Nick cocked an eyebrow and regarded her in a new light. “You have a scheme in mind?”
“Plan C.”
“We don’t have a Plan C.”
“We do now. You said we should trust each other to do what each of us does best. Well, now it’s time for you to be a fugitive and for me to be an FBI agent.”
Nick could hear sirens closing in and helicopters streaking overhead. They didn’t have much time left.
“Have you got an explanation for the dead body in the cargo hold and how you ended up in China in the trunk of a stolen car driven by the fugitive you’re supposed to be chasing?”
“I do,” she said.
“I’d love to hear it.”
“I’ll share it with you over drinks in L.A.”
Nick grabbed her, and kissed her, and closed the trunk on her.
Nick walked up the embankment to Hu Qing Ping Gong Road, which ran along the west side of the freeway interchange. There were no rickshaws, no pagodas, nothing that screamed he was in Shanghai. The signs on the hotels, freight companies, and restaurants were in Chinese and English, but otherwise this could have passed for any airport neighborhood in any city in the United States.
On the other side of the street was a Motel 168, one of a large chain of Chinese budget accommodations. It was a drab five-story building with M
OTEL
168.
COM
spelled out on the roof in huge letters that could be seen by anyone on the freeway interchange, and certainly by the two police helicopters now circling above it.
As Nick crossed the busy street, drivers barely made an effort to avoid him. He walked calmly, pretending to check his phone for email, so that he’d look like a fearless expat who had done this a thousand times, not a man running from the police.
Once he reached the other side, he walked past the taxis parked in front of the Motel 168 and strolled into the lobby just as several police cars streaked by the building, sirens wailing. He went directly to the front desk, where he exchanged some U.S. dollars for Chinese yuan, then went back outside and hailed a taxi that took him to the airport Metro station.

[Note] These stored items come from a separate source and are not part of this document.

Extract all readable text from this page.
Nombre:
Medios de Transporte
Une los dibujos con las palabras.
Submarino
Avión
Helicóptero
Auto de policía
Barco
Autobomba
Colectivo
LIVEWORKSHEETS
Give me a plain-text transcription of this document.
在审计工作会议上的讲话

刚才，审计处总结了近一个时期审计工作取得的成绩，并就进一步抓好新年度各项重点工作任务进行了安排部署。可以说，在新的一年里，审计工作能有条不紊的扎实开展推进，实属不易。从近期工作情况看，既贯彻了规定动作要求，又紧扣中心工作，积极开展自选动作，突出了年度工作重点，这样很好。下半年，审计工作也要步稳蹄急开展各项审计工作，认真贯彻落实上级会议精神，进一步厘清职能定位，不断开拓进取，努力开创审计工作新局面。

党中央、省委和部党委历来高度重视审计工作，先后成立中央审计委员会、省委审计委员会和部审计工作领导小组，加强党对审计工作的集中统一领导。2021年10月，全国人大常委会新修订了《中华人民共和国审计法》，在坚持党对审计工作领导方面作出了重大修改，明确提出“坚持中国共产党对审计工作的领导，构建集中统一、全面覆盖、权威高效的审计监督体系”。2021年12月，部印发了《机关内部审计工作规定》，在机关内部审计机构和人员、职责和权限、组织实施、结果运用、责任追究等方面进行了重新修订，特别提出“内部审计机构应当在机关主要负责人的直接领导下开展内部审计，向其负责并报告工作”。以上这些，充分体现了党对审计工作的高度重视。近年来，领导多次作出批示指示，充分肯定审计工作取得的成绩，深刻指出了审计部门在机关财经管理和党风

Six police officers, led by Inspector Zhaoji Li, crept up on the Charger, their guns drawn. They could hear pounding and a muffled voice coming from the trunk. As Zhaoji got closer, he could tell that it was a woman’s voice, and that she was calling for help in English.
Zhaoji sent four officers into the brush to look for the driver. He holstered his gun and slapped the trunk with the palm of his hand to get the attention of whoever was inside.
“This is the police,” he said in English. “Be still. We’re going to open the trunk.”
“Make it fast,” she said.
Zhaoji noted that she didn’t sound scared. She sounded angry.
He told the remaining officers to cover him. The officers drew their weapons and stood off to one side as Zhaoji opened the trunk.
Kate blinked at the sudden light and wiped blood from her lower lip with the back of her hand. She was wedged in beside the two metal cases. Clearly, she had recently been beaten and bandaged. There was blood in her hair, and her shirt and jeans were blood-caked.
In spite of her bloody appearance, Zhaoji thought she didn’t look like a victim. She was focused and angry.
“I’m Special Agent Kate O’Hare with the Federal Bureau of Investigation,” she said. “Tell me you’ve got him.”
“Who?”
“Nicolas Fox. Who else?”
She tried to get up, but Zhaoji held up his hand in a halting gesture.
“Stay where you are,” he said to her, and then in Chinese he ordered one of the officers to call an ambulance and to alert the other units that Fox might be on foot. That’s when Zhaoji realized that none of his officers knew what Fox looked like beyond the fact that he was a white male in his early thirties. By the time central command sent photos of Fox to every officer in every patrol car, the thief would be long gone, if he wasn’t already.